Larry « Wheels » Williams s’est fait un nom comme prodige du powerlifting, exécutant sur Intagram d’époustouflantes démonstrations de force. Il aspire désormais à d’autres exploits.

Comment Larry Williams est-il devenu « Larry Wheels » ?

A 24 ans, le prodige du powerlifting est une sensation des réseaux sociaux et future étoile du bodybuilding. L’histoire commence sur une île des Caraïbes, avec un adolescent maigrichon qui soulève deux parpaings attachés à un manche à balai.
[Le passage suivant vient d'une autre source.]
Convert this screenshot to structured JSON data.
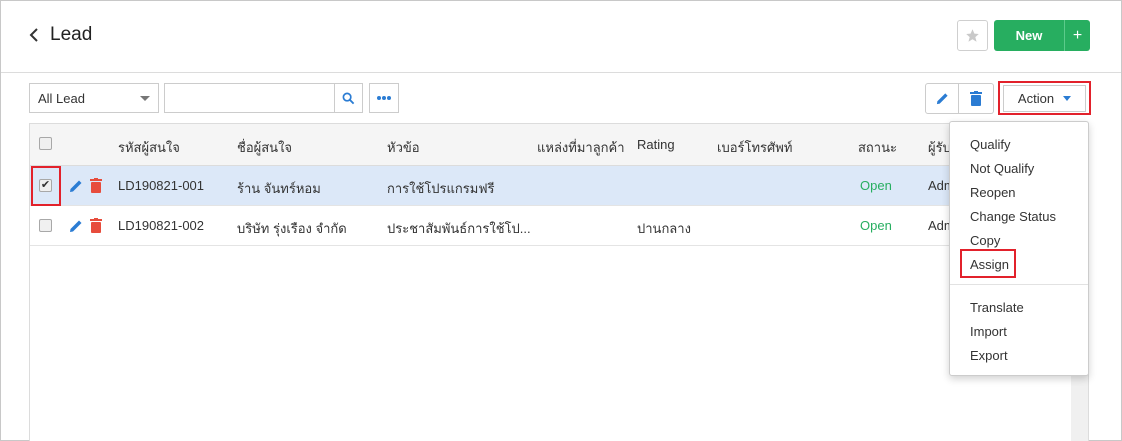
{
  "header": {
    "title": "Lead",
    "new_label": "New",
    "new_plus": "+"
  },
  "toolbar": {
    "filter_value": "All Lead",
    "search_placeholder": "",
    "action_label": "Action"
  },
  "table": {
    "columns": [
      "รหัสผู้สนใจ",
      "ชื่อผู้สนใจ",
      "หัวข้อ",
      "แหล่งที่มาลูกค้า",
      "Rating",
      "เบอร์โทรศัพท์",
      "สถานะ",
      "ผู้รับ"
    ],
    "rows": [
      {
        "id": "LD190821-001",
        "name": "ร้าน จันทร์หอม",
        "topic": "การใช้โปรแกรมฟรี",
        "source": "",
        "rating": "",
        "phone": "",
        "status": "Open",
        "owner": "Adm",
        "selected": true
      },
      {
        "id": "LD190821-002",
        "name": "บริษัท รุ่งเรือง จำกัด",
        "topic": "ประชาสัมพันธ์การใช้โป...",
        "source": "",
        "rating": "ปานกลาง",
        "phone": "",
        "status": "Open",
        "owner": "Adm",
        "selected": false
      }
    ]
  },
  "action_menu": {
    "items": [
      "Qualify",
      "Not Qualify",
      "Reopen",
      "Change Status",
      "Copy",
      "Assign"
    ],
    "items_secondary": [
      "Translate",
      "Import",
      "Export"
    ]
  },
  "colors": {
    "accent_green": "#27ae60",
    "accent_blue": "#2b7cd3",
    "highlight_red": "#e2212b",
    "delete_red": "#e74c3c",
    "row_selected": "#dce8f8"
  },
  "icons": {
    "back": "chevron-left-icon",
    "favorite": "star-icon",
    "search": "search-icon",
    "more": "more-horizontal-icon",
    "edit": "pencil-icon",
    "delete": "trash-icon"
  }
}
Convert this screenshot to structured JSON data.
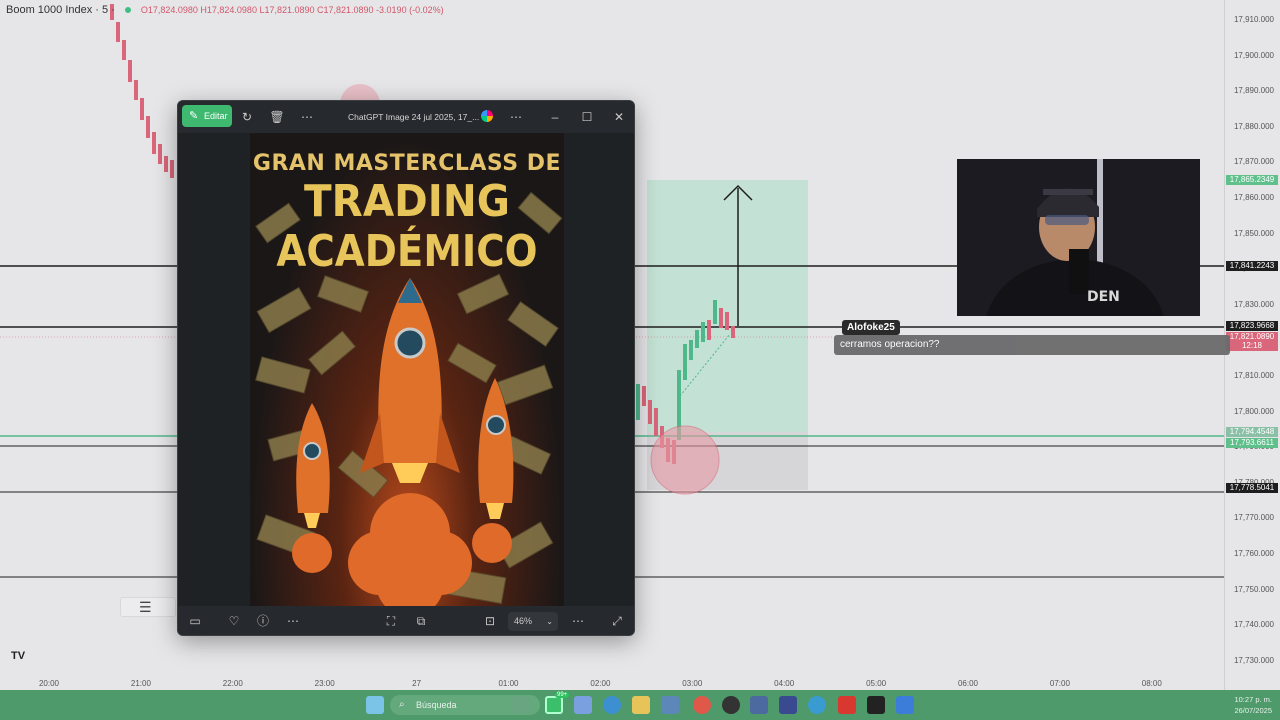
{
  "chart": {
    "symbol": "Boom 1000 Index · 5 ·",
    "ohlc": "O17,824.0980 H17,824.0980 L17,821.0890 C17,821.0890 -3.0190 (-0.02%)",
    "price_labels": [
      "17,910.000",
      "17,900.000",
      "17,890.000",
      "17,880.000",
      "17,870.000",
      "17,860.000",
      "17,850.000",
      "17,840.000",
      "17,830.000",
      "17,820.000",
      "17,810.000",
      "17,800.000",
      "17,790.000",
      "17,780.000",
      "17,770.000",
      "17,760.000",
      "17,750.000",
      "17,740.000",
      "17,730.000"
    ],
    "price_tags": [
      {
        "text": "17,865.2349",
        "color": "#5fc08c"
      },
      {
        "text": "17,841.2243",
        "color": "#1e1e1e"
      },
      {
        "text": "17,823.9668",
        "color": "#1e1e1e"
      },
      {
        "text": "17,821.0890",
        "color": "#d9667a"
      },
      {
        "text": "12:18",
        "color": "#d9667a"
      },
      {
        "text": "17,794.4548",
        "color": "#8bbfa6"
      },
      {
        "text": "17,793.6611",
        "color": "#5fc08c"
      },
      {
        "text": "17,778.5041",
        "color": "#1e1e1e"
      }
    ],
    "time_labels": [
      "20:00",
      "21:00",
      "22:00",
      "23:00",
      "27",
      "01:00",
      "02:00",
      "03:00",
      "04:00",
      "05:00",
      "06:00",
      "07:00",
      "08:00"
    ],
    "tv_logo": "TV"
  },
  "chat": {
    "username": "Alofoke25",
    "message": "cerramos operacion??"
  },
  "viewer": {
    "edit_label": "Editar",
    "file_name": "ChatGPT Image 24 jul 2025, 17_...",
    "zoom": "46%"
  },
  "poster": {
    "line1": "GRAN MASTERCLASS DE",
    "line2": "TRADING",
    "line3": "ACADÉMICO"
  },
  "taskbar": {
    "search_placeholder": "Búsqueda",
    "time": "10:27 p. m.",
    "date": "26/07/2025",
    "badge": "99+"
  }
}
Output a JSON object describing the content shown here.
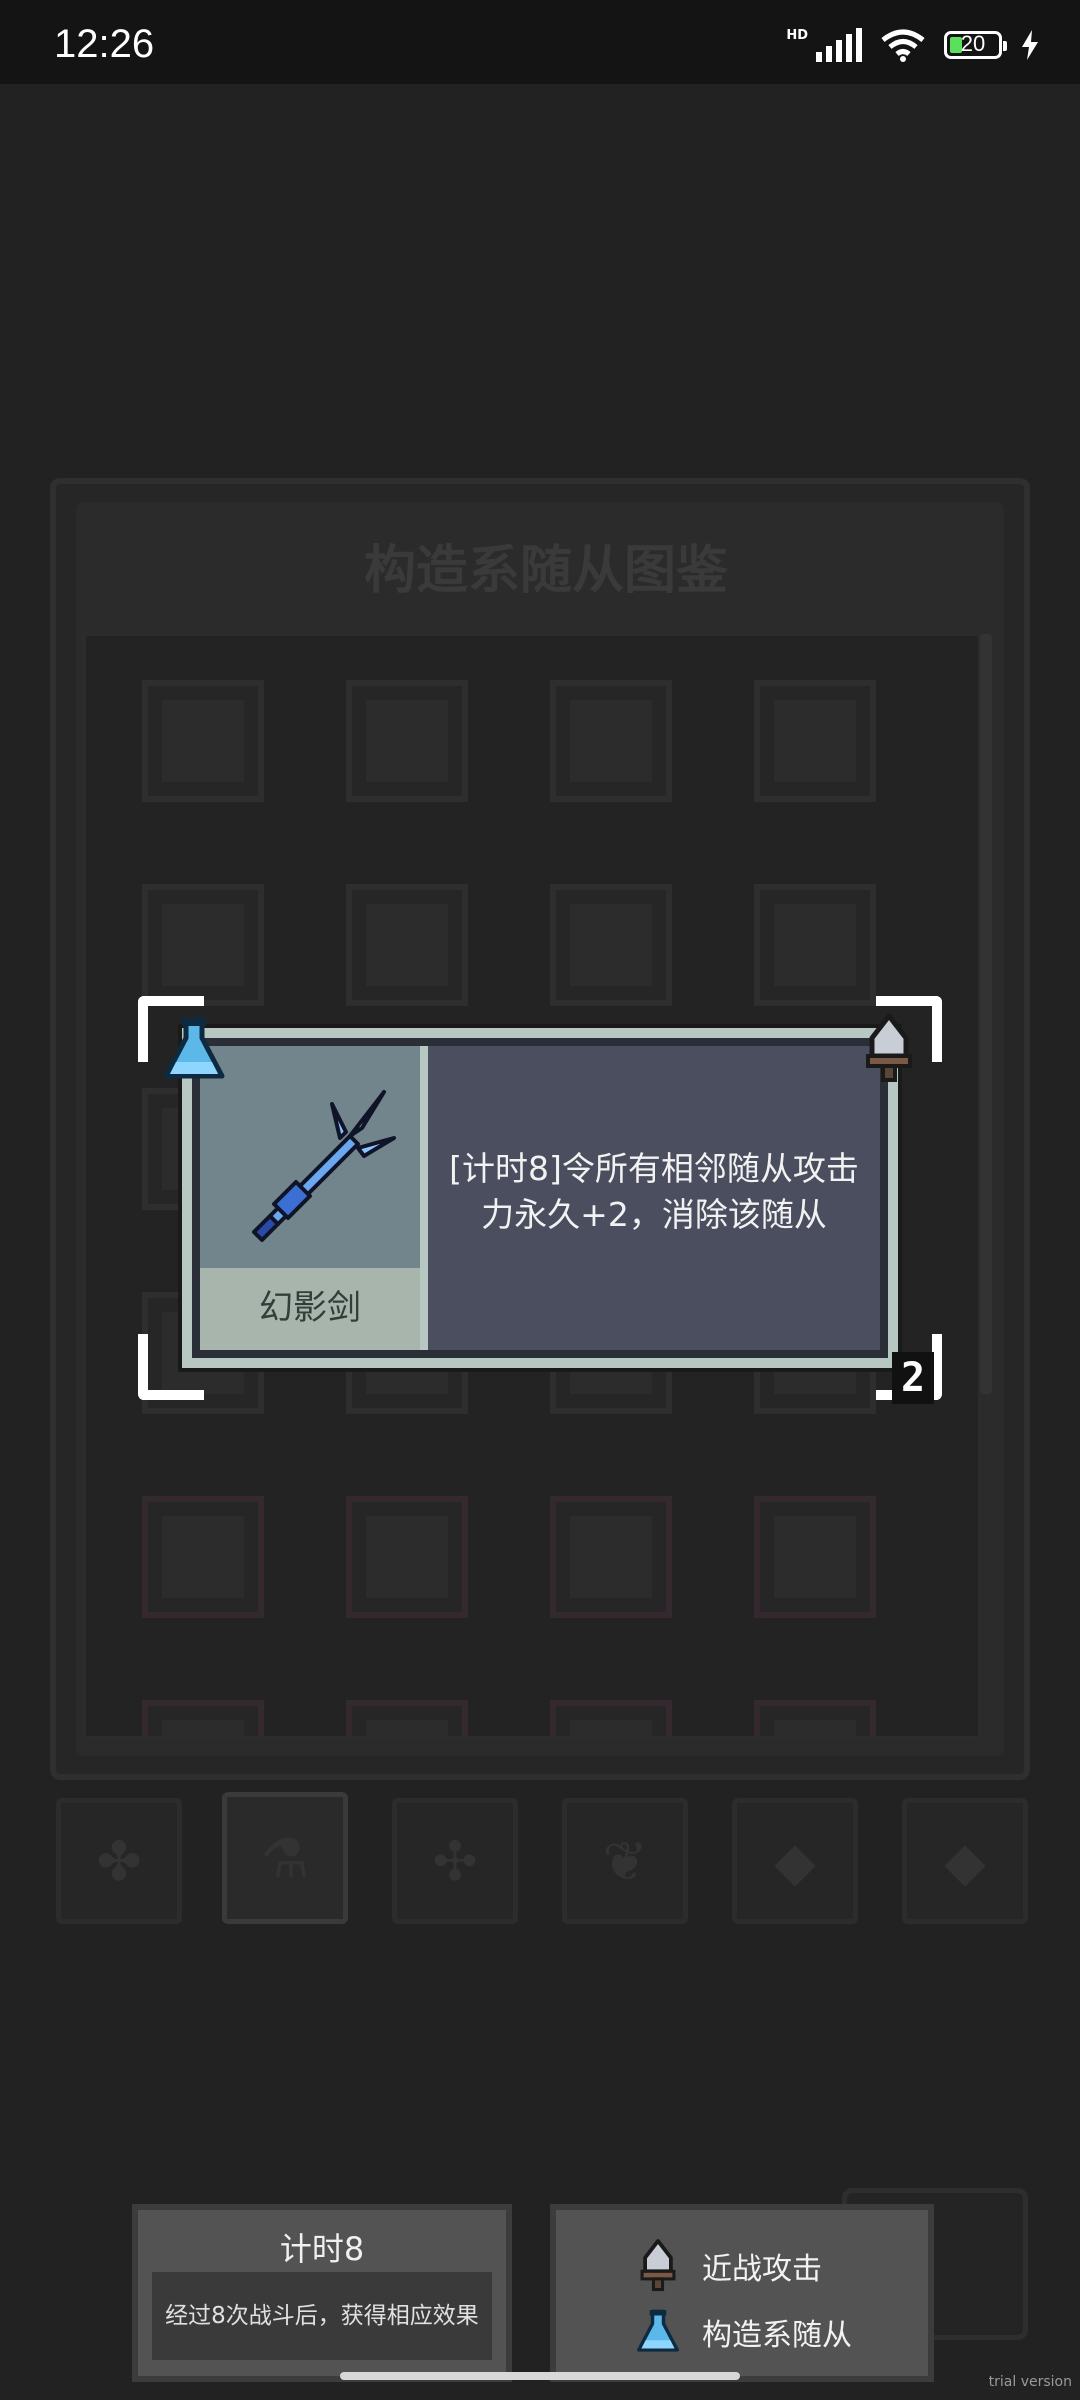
{
  "status_bar": {
    "time": "12:26",
    "network": "HD",
    "battery": "20"
  },
  "codex": {
    "title": "构造系随从图鉴",
    "categories": [
      {
        "icon": "clover",
        "glyph": "✤"
      },
      {
        "icon": "flask",
        "glyph": "⚗"
      },
      {
        "icon": "gear",
        "glyph": "✣"
      },
      {
        "icon": "fox",
        "glyph": "❦"
      },
      {
        "icon": "blue-gem",
        "glyph": "◆"
      },
      {
        "icon": "purple-gem",
        "glyph": "◆"
      }
    ],
    "active_category": "flask"
  },
  "card": {
    "name": "幻影剑",
    "description": "[计时8]令所有相邻随从攻击力永久+2，消除该随从",
    "rank": "2",
    "type_icon": "flask",
    "attack_icon": "sword"
  },
  "keyword_panel": {
    "title": "计时8",
    "description": "经过8次战斗后，获得相应效果"
  },
  "tags_panel": {
    "tags": [
      {
        "icon": "sword",
        "label": "近战攻击"
      },
      {
        "icon": "flask",
        "label": "构造系随从"
      }
    ]
  },
  "watermark": "trial version",
  "colors": {
    "card_border": "#b7c7c2",
    "portrait_bg": "#72858c",
    "desc_bg": "#4a4e5e",
    "flask_blue": "#5bb8e8",
    "sword_blue": "#6aa8f0"
  }
}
Williams, fils unique d’une mère célibataire, avait été balloté d’un foyer provisoire à un autre avant de quitter New York à l’âge de 12 ans pour l’île de Saint Martin, où il devait rejoindre sa mère, qui avait temporairement perdu son droit de garde. Deux facteurs, raconte Williams aujourd’hui, l’ont conduit à fabriquer sa première barre : le premier était l’ennui, le second le harcèlement.

Williams était grand et incroyablement maigre, avec « une pomme d’Adam saillante », reconnait-il. Il n’avait également pas d’endroit où étudier. Les seules options étaient une institution francophone, où il aurait été totalement perdu, et une école privée, que sa mère n’avait pas les moyens de payer. Il trainait son ennui à longueur de journée, essayant désespérément de se faire des amis parmi les jeunes de son âge, qui lui menaient la vie dure. Pour combattre ces deux problèmes, Williams s’est mis à faire du sport. Comme les salles de sport de St Martin n’acceptaient pas les moins de 16 ans, raconte Williams, il enchainait les sit-ups, les pompes et les tractions et soulevait jusqu’à épuisement les barres qu’il avait bricolées lui-même. Il enfourchait ensuite son vélo et pédalait à nouveau jusqu’à épuisement.

Au bout de quelque temps, il ne pouvait plus passer une journée sans s’entraîner. En rentrant à New York avec sa mère, il s’est inscrit immédiatement dans une salle, ce qui lui a permis de remplacer son matériel maison par des charges véritables de plus en plus lourdes. C’est là qu’il a trouvé sa voie. « À 17 ans, je me suis rendu compte que j’étais déjà le gars le plus fort de la salle », raconte Williams. « Je ne voulais pas gaspiller mon talent. J’ai donc commencé à me poser des questions : ‘Qu’est-ce que je fais sur terre’ ? Je n’étais pas doué pour les études, je détestais l’école, je détestais apprendre, je détestais faire mes devoirs. Mon seul intérêt, c’était d’aller à la salle et de devenir plus fort. C’était ma seule passion. »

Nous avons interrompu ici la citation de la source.